YOUR SOLIN GENERATED RECIPE
Blueberry Ricotta Pancakes with Maple Syrup
Griddled pancakes made with creamy ricotta and bursting blueberries, served with a dollop of tangy yogurt and a drizzle of amber maple syrup.
INGREDIENTS
0.5 cup part-skim ricotta cheese
0.5 cup liquid egg whites
0.33 cup oat flour
0.5 cup non-fat Greek yogurt
0.5 cup fresh blueberries
0.5 tbsp pure maple syrup
0.5 tsp vanilla extract
0.5 tsp baking powder
1 pinch sea salt
0.25 tsp ghee
PREPARATION
In a medium bowl, whisk together the part-skim ricotta cheese, liquid egg whites, vanilla extract, and half of the non-fat Greek yogurt until the mixture is smooth and well-combined.

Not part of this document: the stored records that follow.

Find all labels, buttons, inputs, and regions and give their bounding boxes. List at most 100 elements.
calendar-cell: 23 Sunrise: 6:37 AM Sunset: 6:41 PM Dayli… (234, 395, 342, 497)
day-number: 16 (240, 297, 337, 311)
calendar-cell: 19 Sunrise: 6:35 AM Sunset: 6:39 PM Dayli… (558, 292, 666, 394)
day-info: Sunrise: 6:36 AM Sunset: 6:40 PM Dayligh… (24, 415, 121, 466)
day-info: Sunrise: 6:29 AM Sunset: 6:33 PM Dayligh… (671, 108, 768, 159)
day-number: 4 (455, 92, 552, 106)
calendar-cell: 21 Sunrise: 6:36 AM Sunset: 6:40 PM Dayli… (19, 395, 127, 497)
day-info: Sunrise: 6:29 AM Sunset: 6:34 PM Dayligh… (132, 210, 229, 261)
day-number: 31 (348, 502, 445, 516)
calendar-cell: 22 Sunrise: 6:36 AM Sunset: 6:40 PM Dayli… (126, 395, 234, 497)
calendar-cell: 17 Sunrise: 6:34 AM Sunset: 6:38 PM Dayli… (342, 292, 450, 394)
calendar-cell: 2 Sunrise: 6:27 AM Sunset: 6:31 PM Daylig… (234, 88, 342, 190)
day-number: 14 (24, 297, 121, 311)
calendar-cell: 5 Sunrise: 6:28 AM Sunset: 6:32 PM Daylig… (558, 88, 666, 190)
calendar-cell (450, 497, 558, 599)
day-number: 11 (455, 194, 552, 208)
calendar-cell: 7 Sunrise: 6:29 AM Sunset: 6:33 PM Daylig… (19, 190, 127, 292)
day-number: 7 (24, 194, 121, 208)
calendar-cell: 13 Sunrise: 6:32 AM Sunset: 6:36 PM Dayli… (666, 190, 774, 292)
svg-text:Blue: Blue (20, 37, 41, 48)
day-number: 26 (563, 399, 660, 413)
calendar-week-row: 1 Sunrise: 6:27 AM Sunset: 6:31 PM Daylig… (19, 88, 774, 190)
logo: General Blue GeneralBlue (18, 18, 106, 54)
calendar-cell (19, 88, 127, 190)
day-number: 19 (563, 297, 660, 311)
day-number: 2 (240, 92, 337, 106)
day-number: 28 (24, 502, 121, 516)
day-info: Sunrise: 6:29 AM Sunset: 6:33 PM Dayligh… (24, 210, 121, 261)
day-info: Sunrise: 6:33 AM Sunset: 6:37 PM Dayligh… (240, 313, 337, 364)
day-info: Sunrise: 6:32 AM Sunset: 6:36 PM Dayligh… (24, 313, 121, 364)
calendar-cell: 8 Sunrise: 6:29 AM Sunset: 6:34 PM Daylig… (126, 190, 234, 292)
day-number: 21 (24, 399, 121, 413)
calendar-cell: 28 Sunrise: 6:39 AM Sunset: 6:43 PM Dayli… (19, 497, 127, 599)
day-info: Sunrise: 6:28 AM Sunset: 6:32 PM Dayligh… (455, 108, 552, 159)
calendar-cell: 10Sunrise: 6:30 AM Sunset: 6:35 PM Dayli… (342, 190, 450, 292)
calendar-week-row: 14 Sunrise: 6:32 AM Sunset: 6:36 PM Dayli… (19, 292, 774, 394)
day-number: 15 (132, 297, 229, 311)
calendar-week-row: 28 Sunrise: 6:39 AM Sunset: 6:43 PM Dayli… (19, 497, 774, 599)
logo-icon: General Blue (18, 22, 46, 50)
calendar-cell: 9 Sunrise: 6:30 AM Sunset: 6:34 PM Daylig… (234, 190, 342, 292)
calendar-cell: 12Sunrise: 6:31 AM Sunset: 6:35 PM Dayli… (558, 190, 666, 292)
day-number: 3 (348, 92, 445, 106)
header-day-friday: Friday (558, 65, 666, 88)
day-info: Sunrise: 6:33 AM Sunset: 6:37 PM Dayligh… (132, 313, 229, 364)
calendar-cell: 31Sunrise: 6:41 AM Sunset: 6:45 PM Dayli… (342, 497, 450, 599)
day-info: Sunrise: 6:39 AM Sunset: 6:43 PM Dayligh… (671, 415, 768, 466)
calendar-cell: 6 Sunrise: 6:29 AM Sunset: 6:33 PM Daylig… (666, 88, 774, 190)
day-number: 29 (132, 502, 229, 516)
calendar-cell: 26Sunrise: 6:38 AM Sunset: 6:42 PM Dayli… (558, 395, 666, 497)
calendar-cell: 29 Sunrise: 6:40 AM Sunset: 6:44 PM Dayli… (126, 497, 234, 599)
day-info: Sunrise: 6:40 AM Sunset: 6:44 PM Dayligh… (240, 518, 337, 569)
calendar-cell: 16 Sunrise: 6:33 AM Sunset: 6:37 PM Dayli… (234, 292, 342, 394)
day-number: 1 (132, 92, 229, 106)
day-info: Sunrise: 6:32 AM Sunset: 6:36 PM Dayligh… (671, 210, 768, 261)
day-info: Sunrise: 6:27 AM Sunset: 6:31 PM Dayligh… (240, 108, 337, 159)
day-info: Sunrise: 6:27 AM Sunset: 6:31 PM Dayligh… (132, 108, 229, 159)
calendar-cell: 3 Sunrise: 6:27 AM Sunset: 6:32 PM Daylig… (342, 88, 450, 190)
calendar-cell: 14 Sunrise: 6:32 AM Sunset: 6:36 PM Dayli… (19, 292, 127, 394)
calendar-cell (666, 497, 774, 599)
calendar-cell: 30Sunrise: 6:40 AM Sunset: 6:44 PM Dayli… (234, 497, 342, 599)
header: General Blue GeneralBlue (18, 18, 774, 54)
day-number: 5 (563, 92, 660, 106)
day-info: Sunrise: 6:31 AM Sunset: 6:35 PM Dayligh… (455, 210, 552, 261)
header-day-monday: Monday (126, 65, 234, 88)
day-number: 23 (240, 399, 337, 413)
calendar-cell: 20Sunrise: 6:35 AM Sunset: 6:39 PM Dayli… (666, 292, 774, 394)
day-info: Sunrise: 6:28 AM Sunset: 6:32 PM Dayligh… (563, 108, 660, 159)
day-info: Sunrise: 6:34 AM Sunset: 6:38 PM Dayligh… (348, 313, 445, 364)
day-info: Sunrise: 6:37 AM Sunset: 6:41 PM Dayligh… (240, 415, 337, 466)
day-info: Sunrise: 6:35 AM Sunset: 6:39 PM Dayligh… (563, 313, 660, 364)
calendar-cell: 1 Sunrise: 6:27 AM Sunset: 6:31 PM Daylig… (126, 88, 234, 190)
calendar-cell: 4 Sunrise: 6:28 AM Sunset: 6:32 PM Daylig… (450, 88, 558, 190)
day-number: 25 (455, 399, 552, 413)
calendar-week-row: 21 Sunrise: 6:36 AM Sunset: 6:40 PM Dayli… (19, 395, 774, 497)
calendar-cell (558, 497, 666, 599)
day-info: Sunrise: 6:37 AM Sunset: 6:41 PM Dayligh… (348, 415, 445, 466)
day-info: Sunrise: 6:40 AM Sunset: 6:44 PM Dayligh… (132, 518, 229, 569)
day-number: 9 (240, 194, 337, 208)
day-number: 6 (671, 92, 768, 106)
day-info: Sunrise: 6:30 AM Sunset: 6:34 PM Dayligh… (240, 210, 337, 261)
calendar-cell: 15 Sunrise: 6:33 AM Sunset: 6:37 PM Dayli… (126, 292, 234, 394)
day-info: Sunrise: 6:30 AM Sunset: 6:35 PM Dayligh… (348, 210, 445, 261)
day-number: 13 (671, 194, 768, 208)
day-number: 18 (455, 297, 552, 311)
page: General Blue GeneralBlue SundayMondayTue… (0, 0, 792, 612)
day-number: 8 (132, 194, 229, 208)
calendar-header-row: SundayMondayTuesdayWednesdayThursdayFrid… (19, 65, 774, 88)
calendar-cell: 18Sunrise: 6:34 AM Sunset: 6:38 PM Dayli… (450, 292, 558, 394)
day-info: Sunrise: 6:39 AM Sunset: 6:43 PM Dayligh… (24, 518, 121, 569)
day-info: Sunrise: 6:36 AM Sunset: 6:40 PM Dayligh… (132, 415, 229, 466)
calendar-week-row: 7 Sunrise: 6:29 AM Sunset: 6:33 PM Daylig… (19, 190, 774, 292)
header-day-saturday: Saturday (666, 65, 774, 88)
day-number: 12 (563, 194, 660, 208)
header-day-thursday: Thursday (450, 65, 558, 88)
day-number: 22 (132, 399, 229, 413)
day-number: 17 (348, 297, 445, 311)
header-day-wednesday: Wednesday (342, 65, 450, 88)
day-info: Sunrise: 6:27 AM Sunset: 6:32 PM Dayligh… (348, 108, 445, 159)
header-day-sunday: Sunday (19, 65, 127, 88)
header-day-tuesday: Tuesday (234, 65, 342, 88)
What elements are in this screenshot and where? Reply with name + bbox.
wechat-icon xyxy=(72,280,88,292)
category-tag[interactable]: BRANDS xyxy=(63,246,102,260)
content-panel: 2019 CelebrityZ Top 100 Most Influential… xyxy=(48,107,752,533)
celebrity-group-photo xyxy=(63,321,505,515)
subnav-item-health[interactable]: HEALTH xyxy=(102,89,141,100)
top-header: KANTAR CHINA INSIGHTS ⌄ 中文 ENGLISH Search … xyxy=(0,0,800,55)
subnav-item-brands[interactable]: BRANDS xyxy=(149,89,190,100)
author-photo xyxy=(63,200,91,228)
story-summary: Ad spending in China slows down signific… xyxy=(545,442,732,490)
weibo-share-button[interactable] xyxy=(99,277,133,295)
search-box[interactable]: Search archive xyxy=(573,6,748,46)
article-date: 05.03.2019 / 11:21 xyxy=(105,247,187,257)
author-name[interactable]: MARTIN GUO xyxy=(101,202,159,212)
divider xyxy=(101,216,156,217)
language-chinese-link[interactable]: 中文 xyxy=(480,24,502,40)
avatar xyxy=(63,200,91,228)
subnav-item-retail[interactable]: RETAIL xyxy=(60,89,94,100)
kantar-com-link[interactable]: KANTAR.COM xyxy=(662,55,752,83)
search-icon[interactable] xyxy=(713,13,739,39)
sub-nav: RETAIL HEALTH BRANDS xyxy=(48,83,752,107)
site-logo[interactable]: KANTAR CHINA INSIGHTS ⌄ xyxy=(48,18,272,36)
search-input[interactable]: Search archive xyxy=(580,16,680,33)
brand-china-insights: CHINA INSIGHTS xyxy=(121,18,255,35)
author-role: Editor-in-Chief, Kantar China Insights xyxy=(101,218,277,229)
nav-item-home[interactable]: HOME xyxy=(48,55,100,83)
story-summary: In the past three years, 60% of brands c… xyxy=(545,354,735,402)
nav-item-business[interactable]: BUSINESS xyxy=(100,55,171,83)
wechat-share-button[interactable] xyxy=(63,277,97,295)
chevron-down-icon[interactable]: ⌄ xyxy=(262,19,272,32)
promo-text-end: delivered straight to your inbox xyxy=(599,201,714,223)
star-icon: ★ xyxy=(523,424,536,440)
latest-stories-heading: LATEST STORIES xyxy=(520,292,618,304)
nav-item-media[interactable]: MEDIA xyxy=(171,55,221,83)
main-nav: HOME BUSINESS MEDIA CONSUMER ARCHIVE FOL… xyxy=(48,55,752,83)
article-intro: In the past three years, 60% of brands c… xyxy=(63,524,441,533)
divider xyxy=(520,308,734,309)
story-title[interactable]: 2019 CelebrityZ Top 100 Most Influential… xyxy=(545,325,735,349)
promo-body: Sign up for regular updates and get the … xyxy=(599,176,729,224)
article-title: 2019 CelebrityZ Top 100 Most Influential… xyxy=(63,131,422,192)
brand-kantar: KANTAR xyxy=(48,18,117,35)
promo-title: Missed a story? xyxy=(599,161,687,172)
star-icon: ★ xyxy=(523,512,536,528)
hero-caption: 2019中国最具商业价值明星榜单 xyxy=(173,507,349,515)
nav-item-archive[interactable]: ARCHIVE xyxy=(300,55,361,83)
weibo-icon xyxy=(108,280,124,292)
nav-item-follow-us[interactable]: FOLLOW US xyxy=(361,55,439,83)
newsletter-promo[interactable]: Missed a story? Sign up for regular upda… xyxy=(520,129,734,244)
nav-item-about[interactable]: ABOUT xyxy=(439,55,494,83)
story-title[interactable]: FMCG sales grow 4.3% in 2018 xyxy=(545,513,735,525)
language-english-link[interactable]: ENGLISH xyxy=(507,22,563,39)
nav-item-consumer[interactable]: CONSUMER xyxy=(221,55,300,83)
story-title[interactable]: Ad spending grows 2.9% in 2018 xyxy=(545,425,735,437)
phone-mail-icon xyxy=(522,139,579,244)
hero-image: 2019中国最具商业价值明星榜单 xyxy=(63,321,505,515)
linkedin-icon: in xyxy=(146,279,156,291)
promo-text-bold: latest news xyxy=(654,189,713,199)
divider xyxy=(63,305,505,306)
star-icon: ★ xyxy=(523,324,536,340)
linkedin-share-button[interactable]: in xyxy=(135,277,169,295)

Gently stir in the oat flour, baking powder, and sea salt until a thick batter forms, being careful not to overmix the ingredients.
Heat the ghee in a large non-stick skillet or griddle over medium-low heat until the fat is melted and shimmering.
Spoon the batter onto the skillet to form four even pancakes, then press the fresh blueberries into the top of each round.
Cook for 3 to 4 minutes until bubbles appear on the surface and the edges are set, then flip and cook for another 2 minutes until golden brown.
Plate the pancakes and top with the remaining non-fat Greek yogurt and a drizzle of pure maple syrup before serving.